Last Feb. 17, Judge Liezel Aquiatan of Muntinlupa Regional Trial Court (RTC), Branch 205 granted De Lima’s Demurrer to Evidence in Criminal Case No. 17-166. Granting of a Demurrer is tantamount to her acquittal.
The same court, however, denied her Demurrer and Motion for Bail in Case No. 17-165. She also has a pending bail motion in her third case before the Muntinlupa RTC, Branch 256 (Case No. 17-167).
De Lima, the most prominent political prisoner under the present administration, called the acquittal even in just one case, under the Duterte regime, as a “moral victory”.
Commenting on the new development on her case, Locsin took to Twitter, saying, “It is actually proof conclusive that the Philippine justice system works if slowly at least exceeding fine.
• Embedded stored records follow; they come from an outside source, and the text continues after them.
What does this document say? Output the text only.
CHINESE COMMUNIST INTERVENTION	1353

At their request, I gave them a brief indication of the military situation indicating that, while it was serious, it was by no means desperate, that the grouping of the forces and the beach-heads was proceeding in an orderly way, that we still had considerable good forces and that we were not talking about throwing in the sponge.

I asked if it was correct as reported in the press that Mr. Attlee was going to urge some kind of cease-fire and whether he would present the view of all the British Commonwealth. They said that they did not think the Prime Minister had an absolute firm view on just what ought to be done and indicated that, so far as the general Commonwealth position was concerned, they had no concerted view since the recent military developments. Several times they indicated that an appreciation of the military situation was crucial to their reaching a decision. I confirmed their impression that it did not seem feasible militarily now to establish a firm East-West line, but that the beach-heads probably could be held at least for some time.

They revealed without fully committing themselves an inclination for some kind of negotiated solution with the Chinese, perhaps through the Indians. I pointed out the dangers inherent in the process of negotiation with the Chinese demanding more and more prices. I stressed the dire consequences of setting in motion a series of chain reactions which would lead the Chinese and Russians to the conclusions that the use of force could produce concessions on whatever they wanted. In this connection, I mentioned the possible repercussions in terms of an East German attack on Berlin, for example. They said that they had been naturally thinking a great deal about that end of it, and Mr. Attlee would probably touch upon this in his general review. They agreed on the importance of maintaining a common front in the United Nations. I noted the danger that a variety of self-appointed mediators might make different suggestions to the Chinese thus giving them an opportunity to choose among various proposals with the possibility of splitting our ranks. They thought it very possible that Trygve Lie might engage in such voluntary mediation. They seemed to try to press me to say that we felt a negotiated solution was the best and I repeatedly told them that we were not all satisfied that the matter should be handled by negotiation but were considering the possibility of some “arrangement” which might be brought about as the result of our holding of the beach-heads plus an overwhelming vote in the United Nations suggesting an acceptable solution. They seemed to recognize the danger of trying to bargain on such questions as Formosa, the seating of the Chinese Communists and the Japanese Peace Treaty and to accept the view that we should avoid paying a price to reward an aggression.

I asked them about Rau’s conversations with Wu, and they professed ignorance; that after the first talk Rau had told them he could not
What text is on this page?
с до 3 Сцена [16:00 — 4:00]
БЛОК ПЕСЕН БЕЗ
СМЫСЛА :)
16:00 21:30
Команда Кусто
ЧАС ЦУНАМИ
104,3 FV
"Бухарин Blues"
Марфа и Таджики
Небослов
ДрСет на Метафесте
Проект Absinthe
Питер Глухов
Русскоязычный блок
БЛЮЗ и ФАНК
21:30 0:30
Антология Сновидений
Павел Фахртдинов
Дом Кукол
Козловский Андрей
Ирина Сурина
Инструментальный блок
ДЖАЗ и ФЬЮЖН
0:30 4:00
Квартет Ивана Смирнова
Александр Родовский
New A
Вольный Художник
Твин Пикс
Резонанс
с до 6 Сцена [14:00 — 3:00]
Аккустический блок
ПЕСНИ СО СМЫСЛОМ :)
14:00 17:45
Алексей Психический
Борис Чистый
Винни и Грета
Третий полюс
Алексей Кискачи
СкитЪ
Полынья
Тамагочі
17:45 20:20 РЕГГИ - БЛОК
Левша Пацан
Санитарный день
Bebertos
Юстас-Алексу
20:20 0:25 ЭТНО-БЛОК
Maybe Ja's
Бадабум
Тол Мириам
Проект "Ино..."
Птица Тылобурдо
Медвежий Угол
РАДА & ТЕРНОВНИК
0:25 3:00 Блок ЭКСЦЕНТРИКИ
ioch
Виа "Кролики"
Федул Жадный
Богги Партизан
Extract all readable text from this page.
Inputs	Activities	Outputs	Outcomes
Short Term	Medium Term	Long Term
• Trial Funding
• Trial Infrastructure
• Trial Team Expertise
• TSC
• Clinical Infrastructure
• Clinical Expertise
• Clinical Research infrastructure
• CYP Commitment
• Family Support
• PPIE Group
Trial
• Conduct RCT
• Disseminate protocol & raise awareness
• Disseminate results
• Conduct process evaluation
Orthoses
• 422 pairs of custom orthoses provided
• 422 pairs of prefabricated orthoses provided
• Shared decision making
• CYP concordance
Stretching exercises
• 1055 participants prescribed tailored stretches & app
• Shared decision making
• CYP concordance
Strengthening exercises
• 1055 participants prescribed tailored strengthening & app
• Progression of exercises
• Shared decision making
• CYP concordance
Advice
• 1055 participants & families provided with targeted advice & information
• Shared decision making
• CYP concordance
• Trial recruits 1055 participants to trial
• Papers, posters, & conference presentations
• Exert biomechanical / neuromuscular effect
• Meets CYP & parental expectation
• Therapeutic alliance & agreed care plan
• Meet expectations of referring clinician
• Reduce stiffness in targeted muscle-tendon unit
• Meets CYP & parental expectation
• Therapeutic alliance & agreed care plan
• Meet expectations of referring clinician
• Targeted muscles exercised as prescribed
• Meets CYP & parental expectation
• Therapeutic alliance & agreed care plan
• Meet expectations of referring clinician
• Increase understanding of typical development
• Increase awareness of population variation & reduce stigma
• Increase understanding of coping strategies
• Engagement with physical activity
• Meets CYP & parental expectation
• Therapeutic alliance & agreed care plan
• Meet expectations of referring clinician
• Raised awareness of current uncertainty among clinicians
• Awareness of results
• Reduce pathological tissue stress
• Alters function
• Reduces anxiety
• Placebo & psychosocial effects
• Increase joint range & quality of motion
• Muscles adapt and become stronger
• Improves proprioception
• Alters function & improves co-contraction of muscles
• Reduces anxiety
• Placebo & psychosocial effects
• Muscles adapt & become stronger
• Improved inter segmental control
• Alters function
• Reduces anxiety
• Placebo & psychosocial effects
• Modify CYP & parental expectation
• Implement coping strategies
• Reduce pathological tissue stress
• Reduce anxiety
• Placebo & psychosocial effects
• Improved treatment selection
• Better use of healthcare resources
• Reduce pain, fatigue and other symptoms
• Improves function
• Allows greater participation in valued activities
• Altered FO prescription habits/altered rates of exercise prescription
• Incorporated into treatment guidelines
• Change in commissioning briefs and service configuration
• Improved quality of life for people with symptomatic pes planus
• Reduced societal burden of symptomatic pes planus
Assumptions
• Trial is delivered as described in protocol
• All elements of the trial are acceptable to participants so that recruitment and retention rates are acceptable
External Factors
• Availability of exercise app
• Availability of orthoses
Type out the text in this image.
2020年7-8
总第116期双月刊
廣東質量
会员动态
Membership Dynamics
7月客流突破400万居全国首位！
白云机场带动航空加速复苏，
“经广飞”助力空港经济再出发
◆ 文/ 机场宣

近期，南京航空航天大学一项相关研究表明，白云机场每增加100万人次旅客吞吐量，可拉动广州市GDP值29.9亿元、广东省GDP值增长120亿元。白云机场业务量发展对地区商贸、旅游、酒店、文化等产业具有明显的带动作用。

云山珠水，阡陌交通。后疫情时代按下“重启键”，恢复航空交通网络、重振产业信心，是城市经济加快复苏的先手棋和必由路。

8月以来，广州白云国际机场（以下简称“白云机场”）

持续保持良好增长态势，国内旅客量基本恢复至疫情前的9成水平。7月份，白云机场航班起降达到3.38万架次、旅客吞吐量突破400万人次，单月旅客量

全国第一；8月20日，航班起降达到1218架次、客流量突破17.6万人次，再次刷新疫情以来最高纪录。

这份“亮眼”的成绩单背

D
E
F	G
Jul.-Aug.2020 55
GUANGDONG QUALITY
I knew it all along.”
Locsin further tweeted: “Will send this to the UN as further reason to respect our justice system before opening the mouth with ignorant comments.”
De Lima, a staunch critic of the administration’s brutal war on drugs, likewise stressed that a working justice system “does not close its eyes to the inhumanity of thousands of summary killings.”
“If the justice system in the country is working, why are there thousands of families who lost their loved ones to summary executions? Probably, these killings are not happening in the corridors of the rich and powerful but in common place, everyday, in the eskinitas of the poor,” she added.
Last year, De Lima filed Senate Bill No. 1842 seeking to define and criminalize extrajudicial killings and related acts and guarantee state obligations to effectively investigate and properly document EJKs which remain unabated amid the COVID-19 pandemic.
De Lima first filed SB No. 1197, also known as the “Anti-Extrajudicial Killing Act” during the 17th Congress and refiled the said bill this 18th Congress as SB No. 371, but it gathered dust in the Senate Justice and Human Rights Committee under the Chairmanship of Sen. Richard Gordon.